Nessuno era mai
tornato dalla Volta, una volta in pietra che segnava l'ingresso nelle
prigioni segrete. Era come fosse l'ingresso degli Inferi, non c'era speranza
per chi varcava quella soglia e Loro volevano che tu lo sapessi. Non c'erano
minacce o percosse, frustate o mutilazioni, era sufficiente l'incombere
della Volta, l'unica cosa che potevo scorgere dalla mia cella.
La cella era pulita e mi davano cibo e acqua a sufficienza, ma potevo udire
in lontananza grida indistinte di disperazione e dolore che erano
sufficienti a farmi temere un destino peggiore della morte.

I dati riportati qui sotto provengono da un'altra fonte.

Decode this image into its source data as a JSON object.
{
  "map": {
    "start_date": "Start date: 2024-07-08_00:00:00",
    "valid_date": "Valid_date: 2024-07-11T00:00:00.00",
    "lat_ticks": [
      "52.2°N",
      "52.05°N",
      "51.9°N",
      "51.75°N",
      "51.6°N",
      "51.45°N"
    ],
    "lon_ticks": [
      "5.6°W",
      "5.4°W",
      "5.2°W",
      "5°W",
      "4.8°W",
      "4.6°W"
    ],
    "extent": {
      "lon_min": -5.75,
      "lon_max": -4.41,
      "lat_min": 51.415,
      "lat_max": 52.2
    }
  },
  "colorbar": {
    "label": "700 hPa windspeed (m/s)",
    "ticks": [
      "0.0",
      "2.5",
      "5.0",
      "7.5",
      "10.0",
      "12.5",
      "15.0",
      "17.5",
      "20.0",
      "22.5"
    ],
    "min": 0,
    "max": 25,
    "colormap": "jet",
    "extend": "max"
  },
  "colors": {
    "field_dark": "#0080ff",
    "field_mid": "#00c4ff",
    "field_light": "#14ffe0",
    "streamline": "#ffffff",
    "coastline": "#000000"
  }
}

In preda al terrore mi chiedevo incessantemente come potevo fare i nomi dei
miei confratelli ai loro nemici giurati, ma cosa mi aspettava se non lo
avessi fatto? A un certo punto la porta della cella si aprì e vidi gli
Inquisitori avvicinarsi a me nei loro lunghi abiti neri. Volevo essere
forte, rimanere fedele al mio giuramento, ma confessai subito, sputai fuori
tutto tremando, poi sentii ridere sguaiatamente quelle oscure figure intorno
a me e realizzai ciò che era avvenuto.
Avevo confessato tutto, tradito i
miei fratelli e venduto la mia anima senza che mi fosse mai stato chiesto
nulla, mai inflitti dolore o privazioni di alcun genere, avevo fatto tutto
spontaneamente. Ma fu allora che compresi anche la più terribile delle
verità, ero già al di là della Volta...
Lamenti e grida provenivano solo dalla mia mente e non l'avrebbero mai più
lasciata. Uno di Loro si chinò allora verso di me e con mani rugose e
contorte si scoprì il viso: occhi come braci ardenti e... null'altro. Svenni
subito e rinvenni in un sentiero dove fui soccorso da un viandante di
passaggio. Mi avevano tolto tutto, onore, fedeltà alla Confraternita, i miei
fratelli, tutto tranne la vita, solo perché ormai priva di alcun valore.